Start Lecture #11
Production | Semantic Rule |
---|---|
e → t | e.addr = t.addr |
e.code = t.code | |
e → e1 + t | e.addr = new Temp() |
e.code = e1.code || t.code || gen(e.addr = e1.addr + t.addr) | |
e → e1 - t | e.addr = new Temp() |
e.code = e1.code || t.code || gen(e.addr = e1.addr - t.addr) | |
t → f | t.addr = f.addr |
t.code = f.code | |
t → t1 * f | t.addr = new Temp() |
t.code = t1.code || f.code || gen(t.addr = t1.addr * f.addr) | |
t → t1 / f | t.addr = new Temp() |
t.code = t1.code || f.code || gen(t.addr = t1.addr / f.addr) | |
f → ( e ) | f.addr = e.addr |
f.code = e.code | |
f → NUM | f.addr = get(NUM.lexeme) |
f.code = "" | |
f → if | f.addr = if.addr |
f.code = if.code | |
if → ID | f.addr = get(ID.lexeme) |
f.code = "" | |
if → ID [ expressions ] | Done later |
if → ID ( expressions ) | Done later |
The goal is to generate 3-address code for expressions.

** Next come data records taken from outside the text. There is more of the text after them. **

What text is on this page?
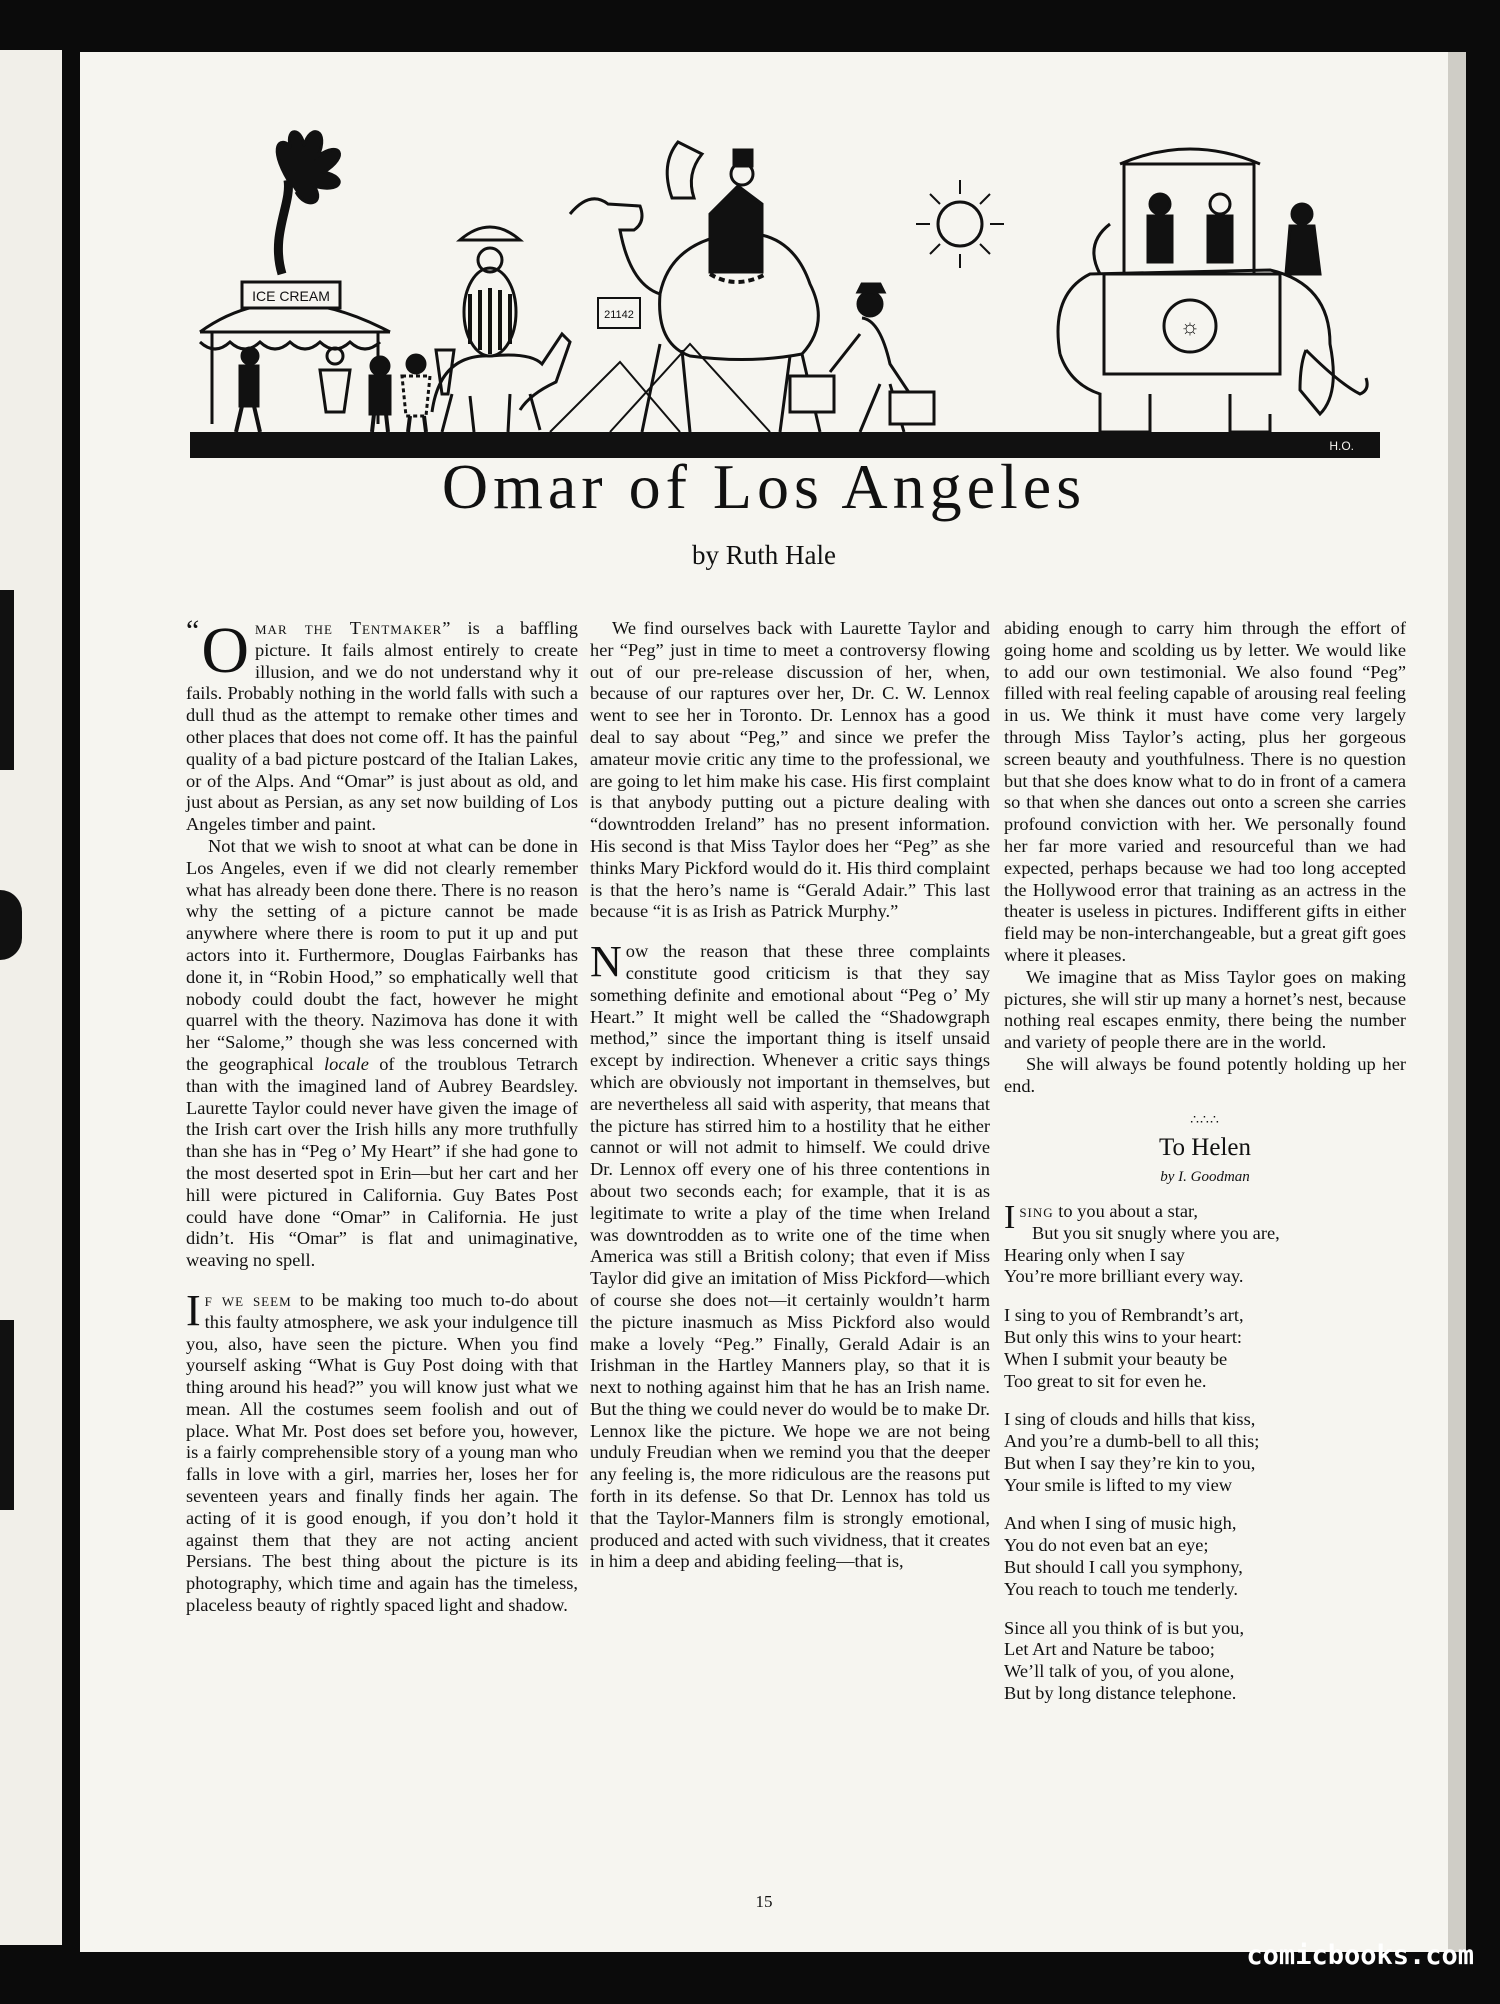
ICE CREAM
21142	☼
H.O.
Omar of Los Angeles

by Ruth Hale

“ O mar the Tentmaker” is a baffling picture. It fails almost entirely to create illusion, and we do not understand why it fails. Probably nothing in the world falls with such a dull thud as the attempt to remake other times and other places that does not come off. It has the painful quality of a bad picture postcard of the Italian Lakes, or of the Alps. And “Omar” is just about as old, and just about as Persian, as any set now building of Los Angeles timber and paint.

Not that we wish to snoot at what can be done in Los Angeles, even if we did not clearly remember what has already been done there. There is no reason why the setting of a picture cannot be made anywhere where there is room to put it up and put actors into it. Furthermore, Douglas Fairbanks has done it, in “Robin Hood,” so emphatically well that nobody could doubt the fact, however he might quarrel with the theory. Nazimova has done it with her “Salome,” though she was less concerned with the geographical locale of the troublous Tetrarch than with the imagined land of Aubrey Beardsley. Laurette Taylor could never have given the image of the Irish cart over the Irish hills any more truthfully than she has in “Peg o’ My Heart” if she had gone to the most deserted spot in Erin—but her cart and her hill were pictured in California. Guy Bates Post could have done “Omar” in California. He just didn’t. His “Omar” is flat and unimaginative, weaving no spell.

If we seem to be making too much to-do about this faulty atmosphere, we ask your indulgence till you, also, have seen the picture. When you find yourself asking “What is Guy Post doing with that thing around his head?” you will know just what we mean. All the costumes seem foolish and out of place. What Mr. Post does set before you, however, is a fairly comprehensible story of a young man who falls in love with a girl, marries her, loses her for seventeen years and finally finds her again. The acting of it is good enough, if you don’t hold it against them that they are not acting ancient Persians. The best thing about the picture is its photography, which time and again has the timeless, placeless beauty of rightly spaced light and shadow.

We find ourselves back with Laurette Taylor and her “Peg” just in time to meet a controversy flowing out of our pre-release discussion of her, when, because of our raptures over her, Dr. C. W. Lennox went to see her in Toronto. Dr. Lennox has a good deal to say about “Peg,” and since we prefer the amateur movie critic any time to the professional, we are going to let him make his case. His first complaint is that anybody putting out a picture dealing with “downtrodden Ireland” has no present information. His second is that Miss Taylor does her “Peg” as she thinks Mary Pickford would do it. His third complaint is that the hero’s name is “Gerald Adair.” This last because “it is as Irish as Patrick Murphy.”

Now the reason that these three complaints constitute good criticism is that they say something definite and emotional about “Peg o’ My Heart.” It might well be called the “Shadowgraph method,” since the important thing is itself unsaid except by indirection. Whenever a critic says things which are obviously not important in themselves, but are nevertheless all said with asperity, that means that the picture has stirred him to a hostility that he either cannot or will not admit to himself. We could drive Dr. Lennox off every one of his three contentions in about two seconds each; for example, that it is as legitimate to write a play of the time when Ireland was downtrodden as to write one of the time when America was still a British colony; that even if Miss Taylor did give an imitation of Miss Pickford—which of course she does not—it certainly wouldn’t harm the picture inasmuch as Miss Pickford also would make a lovely “Peg.” Finally, Gerald Adair is an Irishman in the Hartley Manners play, so that it is next to nothing against him that he has an Irish name. But the thing we could never do would be to make Dr. Lennox like the picture. We hope we are not being unduly Freudian when we remind you that the deeper any feeling is, the more ridiculous are the reasons put forth in its defense. So that Dr. Lennox has told us that the Taylor-Manners film is strongly emotional, produced and acted with such vividness, that it creates in him a deep and abiding feeling—that is,

abiding enough to carry him through the effort of going home and scolding us by letter. We would like to add our own testimonial. We also found “Peg” filled with real feeling capable of arousing real feeling in us. We think it must have come very largely through Miss Taylor’s acting, plus her gorgeous screen beauty and youthfulness. There is no question but that she does know what to do in front of a camera so that when she dances out onto a screen she carries profound conviction with her. We personally found her far more varied and resourceful than we had expected, perhaps because we had too long accepted the Hollywood error that training as an actress in the theater is useless in pictures. Indifferent gifts in either field may be non-interchangeable, but a great gift goes where it pleases.

We imagine that as Miss Taylor goes on making pictures, she will stir up many a hornet’s nest, because nothing real escapes enmity, there being the number and variety of people there are in the world.

She will always be found potently holding up her end.

∴∴∴
To Helen
by I. Goodman
Ising to you about a star,
But you sit snugly where you are,
Hearing only when I say
You’re more brilliant every way.
I sing to you of Rembrandt’s art,
But only this wins to your heart:
When I submit your beauty be
Too great to sit for even he.
I sing of clouds and hills that kiss,
And you’re a dumb-bell to all this;
But when I say they’re kin to you,
Your smile is lifted to my view
And when I sing of music high,
You do not even bat an eye;
But should I call you symphony,
You reach to touch me tenderly.
Since all you think of is but you,
Let Art and Nature be taboo;
We’ll talk of you, of you alone,
But by long distance telephone.
15
comicbooks.com
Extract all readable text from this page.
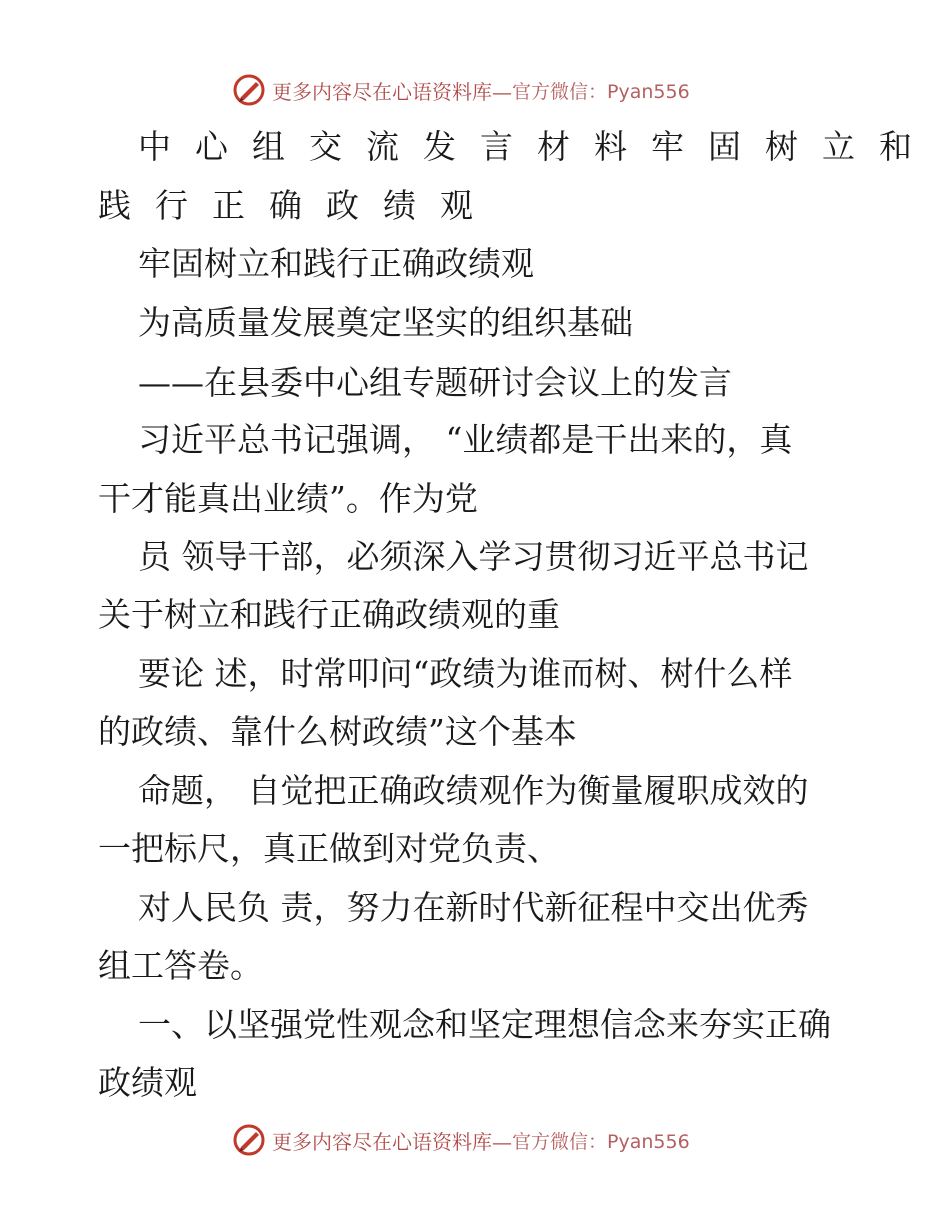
更多内容尽在心语资料库— 官方微信：Pyan556
中心组交流发言材料牢固树立和
践行正确政绩观
牢固树立和践行正确政绩观
为高质量发展奠定坚实的组织基础
——在县委中心组专题研讨会议上的发言
习近平总书记强调， “业绩都是干出来的，真
干才能真出业绩”。作为党
员 领导干部，必须深入学习贯彻习近平总书记
关于树立和践行正确政绩观的重
要论 述，时常叩问“政绩为谁而树、树什么样
的政绩、靠什么树政绩”这个基本
命题， 自觉把正确政绩观作为衡量履职成效的
一把标尺，真正做到对党负责、
对人民负 责，努力在新时代新征程中交出优秀
组工答卷。
一、以坚强党性观念和坚定理想信念来夯实正确
政绩观
更多内容尽在心语资料库— 官方微信：Pyan556
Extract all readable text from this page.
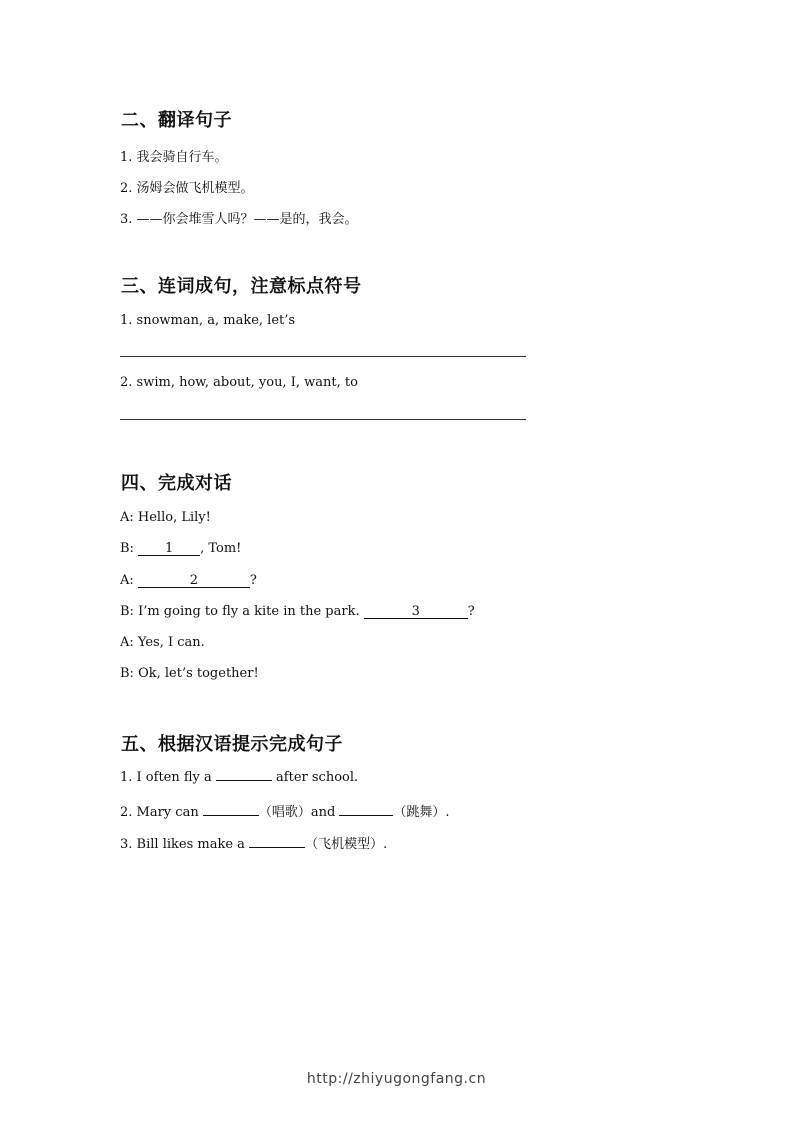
二、翻译句子
1. 我会骑自行车。
2. 汤姆会做飞机模型。
3. ——你会堆雪人吗？——是的，我会。
三、连词成句，注意标点符号
1. snowman, a, make, let’s
2. swim, how, about, you, I, want, to
四、完成对话
A: Hello, Lily!
B: 1 , Tom!
A:	2	?
B: I’m going to fly a kite in the park.	3	?
A: Yes, I can.
B: Ok, let’s together!
五、根据汉语提示完成句子
1. I often fly a	after school.
2. Mary can	（唱歌）and	（跳舞）.
3. Bill likes make a	（飞机模型）.
http://zhiyugongfang.cn
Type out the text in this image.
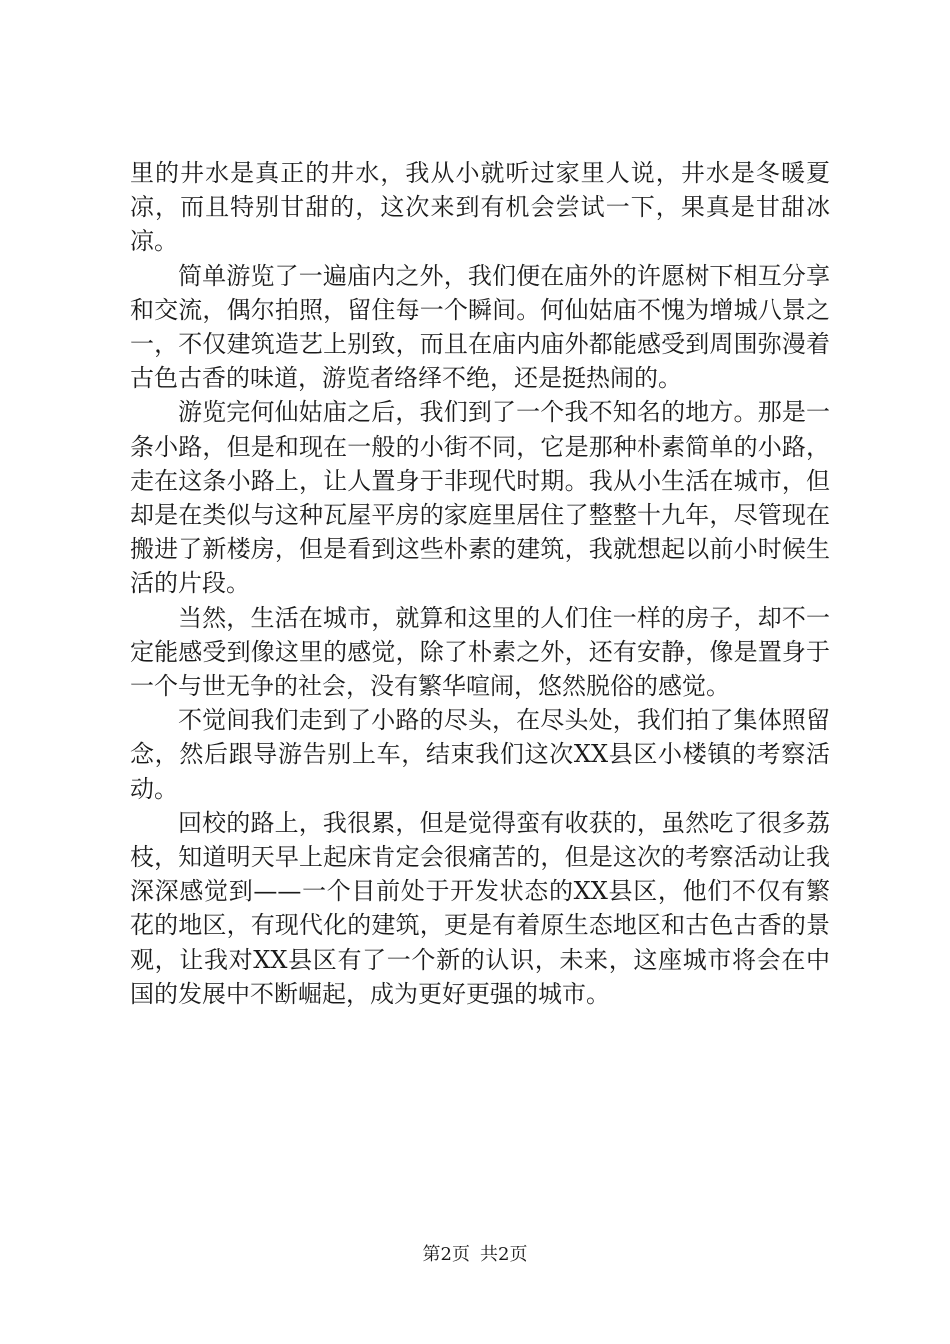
里的井水是真正的井水，我从小就听过家里人说，井水是冬暖夏凉，而且特别甘甜的，这次来到有机会尝试一下，果真是甘甜冰凉。

简单游览了一遍庙内之外，我们便在庙外的许愿树下相互分享和交流，偶尔拍照，留住每一个瞬间。何仙姑庙不愧为增城八景之一，不仅建筑造艺上别致，而且在庙内庙外都能感受到周围弥漫着古色古香的味道，游览者络绎不绝，还是挺热闹的。

游览完何仙姑庙之后，我们到了一个我不知名的地方。那是一条小路，但是和现在一般的小街不同，它是那种朴素简单的小路，走在这条小路上，让人置身于非现代时期。我从小生活在城市，但却是在类似与这种瓦屋平房的家庭里居住了整整十九年，尽管现在搬进了新楼房，但是看到这些朴素的建筑，我就想起以前小时候生活的片段。

当然，生活在城市，就算和这里的人们住一样的房子，却不一定能感受到像这里的感觉，除了朴素之外，还有安静，像是置身于一个与世无争的社会，没有繁华喧闹，悠然脱俗的感觉。

不觉间我们走到了小路的尽头，在尽头处，我们拍了集体照留念，然后跟导游告别上车，结束我们这次XX县区小楼镇的考察活动。

回校的路上，我很累，但是觉得蛮有收获的，虽然吃了很多荔枝，知道明天早上起床肯定会很痛苦的，但是这次的考察活动让我深深感觉到——一个目前处于开发状态的XX县区，他们不仅有繁花的地区，有现代化的建筑，更是有着原生态地区和古色古香的景观，让我对XX县区有了一个新的认识，未来，这座城市将会在中国的发展中不断崛起，成为更好更强的城市。

第2页 共2页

We will generate them using the natural
notation of
6.2.
In fact we assume there is a function gen() that given the pieces
needed does the proper formatting so gen(x = y + z) will output the
corresponding 3-address code.
gen() is often called with addresses rather than lexemes like x.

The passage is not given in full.